Lansing Williams, a Vietnam veteran who served from 1968-1970, shared similar sentiments though his statement stopped short when he was overcome with emotion.

“I had a tremendous deal of respect for him,” said Williams.

Veterans, of course, weren’t the only ones in line to pass through the rotunda. Parents pushed strollers, summer interns sweat in suits and uniformed military service members stood throughout the line. Some groups waited in line in matching shirts or holding signs like the Families of Vietnamese Political Prisoners Association.

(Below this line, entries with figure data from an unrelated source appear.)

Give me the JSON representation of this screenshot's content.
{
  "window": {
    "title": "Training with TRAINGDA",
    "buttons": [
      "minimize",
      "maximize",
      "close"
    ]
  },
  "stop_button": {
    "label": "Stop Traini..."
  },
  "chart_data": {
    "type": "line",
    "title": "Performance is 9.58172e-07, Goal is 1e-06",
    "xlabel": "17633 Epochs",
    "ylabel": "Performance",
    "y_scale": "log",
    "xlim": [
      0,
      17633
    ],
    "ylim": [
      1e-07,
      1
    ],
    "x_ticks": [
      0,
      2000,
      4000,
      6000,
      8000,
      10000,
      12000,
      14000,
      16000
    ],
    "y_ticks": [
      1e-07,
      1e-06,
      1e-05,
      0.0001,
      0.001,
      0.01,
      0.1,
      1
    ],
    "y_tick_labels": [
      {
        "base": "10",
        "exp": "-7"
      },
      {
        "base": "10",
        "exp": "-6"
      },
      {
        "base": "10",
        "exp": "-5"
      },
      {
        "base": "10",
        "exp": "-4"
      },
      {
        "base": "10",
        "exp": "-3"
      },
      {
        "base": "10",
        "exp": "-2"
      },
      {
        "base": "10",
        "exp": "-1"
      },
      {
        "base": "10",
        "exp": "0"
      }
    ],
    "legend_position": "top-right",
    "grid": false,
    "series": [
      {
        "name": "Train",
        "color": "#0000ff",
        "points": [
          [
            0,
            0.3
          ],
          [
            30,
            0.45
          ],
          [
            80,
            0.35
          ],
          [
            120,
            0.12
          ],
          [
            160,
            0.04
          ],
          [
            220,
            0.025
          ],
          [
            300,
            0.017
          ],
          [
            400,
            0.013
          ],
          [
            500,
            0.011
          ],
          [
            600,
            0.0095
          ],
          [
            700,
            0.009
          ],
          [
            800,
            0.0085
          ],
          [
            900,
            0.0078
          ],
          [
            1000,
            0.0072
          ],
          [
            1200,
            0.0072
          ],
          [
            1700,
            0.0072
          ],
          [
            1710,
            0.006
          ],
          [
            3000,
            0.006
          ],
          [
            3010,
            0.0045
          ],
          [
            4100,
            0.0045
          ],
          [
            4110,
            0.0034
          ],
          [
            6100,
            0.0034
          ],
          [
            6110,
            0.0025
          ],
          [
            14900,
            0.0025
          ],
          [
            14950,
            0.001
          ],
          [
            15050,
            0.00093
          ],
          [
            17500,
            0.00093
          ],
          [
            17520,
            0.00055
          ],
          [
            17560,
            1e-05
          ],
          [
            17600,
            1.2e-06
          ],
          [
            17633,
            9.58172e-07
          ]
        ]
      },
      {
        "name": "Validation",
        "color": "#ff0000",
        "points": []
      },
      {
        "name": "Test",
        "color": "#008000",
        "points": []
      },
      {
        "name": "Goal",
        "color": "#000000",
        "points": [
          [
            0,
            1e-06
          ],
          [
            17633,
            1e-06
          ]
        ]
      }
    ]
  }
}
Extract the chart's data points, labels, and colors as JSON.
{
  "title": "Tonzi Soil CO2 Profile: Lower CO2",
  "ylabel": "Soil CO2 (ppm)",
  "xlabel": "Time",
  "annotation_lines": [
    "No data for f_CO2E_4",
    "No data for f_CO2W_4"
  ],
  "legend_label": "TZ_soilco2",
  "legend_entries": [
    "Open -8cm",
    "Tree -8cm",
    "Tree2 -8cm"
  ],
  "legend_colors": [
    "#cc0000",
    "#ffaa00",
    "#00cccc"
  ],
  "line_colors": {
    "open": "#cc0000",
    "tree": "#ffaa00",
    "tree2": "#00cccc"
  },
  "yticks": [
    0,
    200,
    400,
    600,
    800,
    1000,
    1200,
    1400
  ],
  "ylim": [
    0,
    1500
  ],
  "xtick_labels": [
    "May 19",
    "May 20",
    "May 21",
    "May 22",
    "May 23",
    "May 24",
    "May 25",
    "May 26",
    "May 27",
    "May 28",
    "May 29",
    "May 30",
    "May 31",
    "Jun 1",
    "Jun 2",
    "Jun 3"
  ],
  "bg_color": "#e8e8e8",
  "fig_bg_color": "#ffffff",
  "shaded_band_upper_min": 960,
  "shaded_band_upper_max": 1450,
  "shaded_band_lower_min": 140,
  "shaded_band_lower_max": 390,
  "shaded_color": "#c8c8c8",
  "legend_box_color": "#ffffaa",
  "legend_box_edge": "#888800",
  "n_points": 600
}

They held a sign that read, “The Vietnamese Political Prisoner Children Will Never Forget the Man Who Saved Our Lives: Senator John McCain.”

The diversity of supporters more than willing to stand in such a long line was reminiscent of the unification McCain encouraged throughout his career.

“I worked on 2008 campaign,” said Cecelia Bitanga Kramer. “There was such a diverse group of people who worked with me, and I thought it was admirable that so many people were supporting him. Just like today.”

The rotunda opened to the public at 1 p.m., but visitors lined up as early as 7:30 a.m. that morning. One of the first visitors to enter the rotunda was Marie Love.

“When he left Vietnam and came home, he didn’t have to do anything else for America,” said Love. “But he decided he was going to be a congressman, a senator, he wanted to be president of the United States. He cared that much about this country, about America, about us as people. He wanted to continue to serve. That’s why I had to be here. I admired that man.”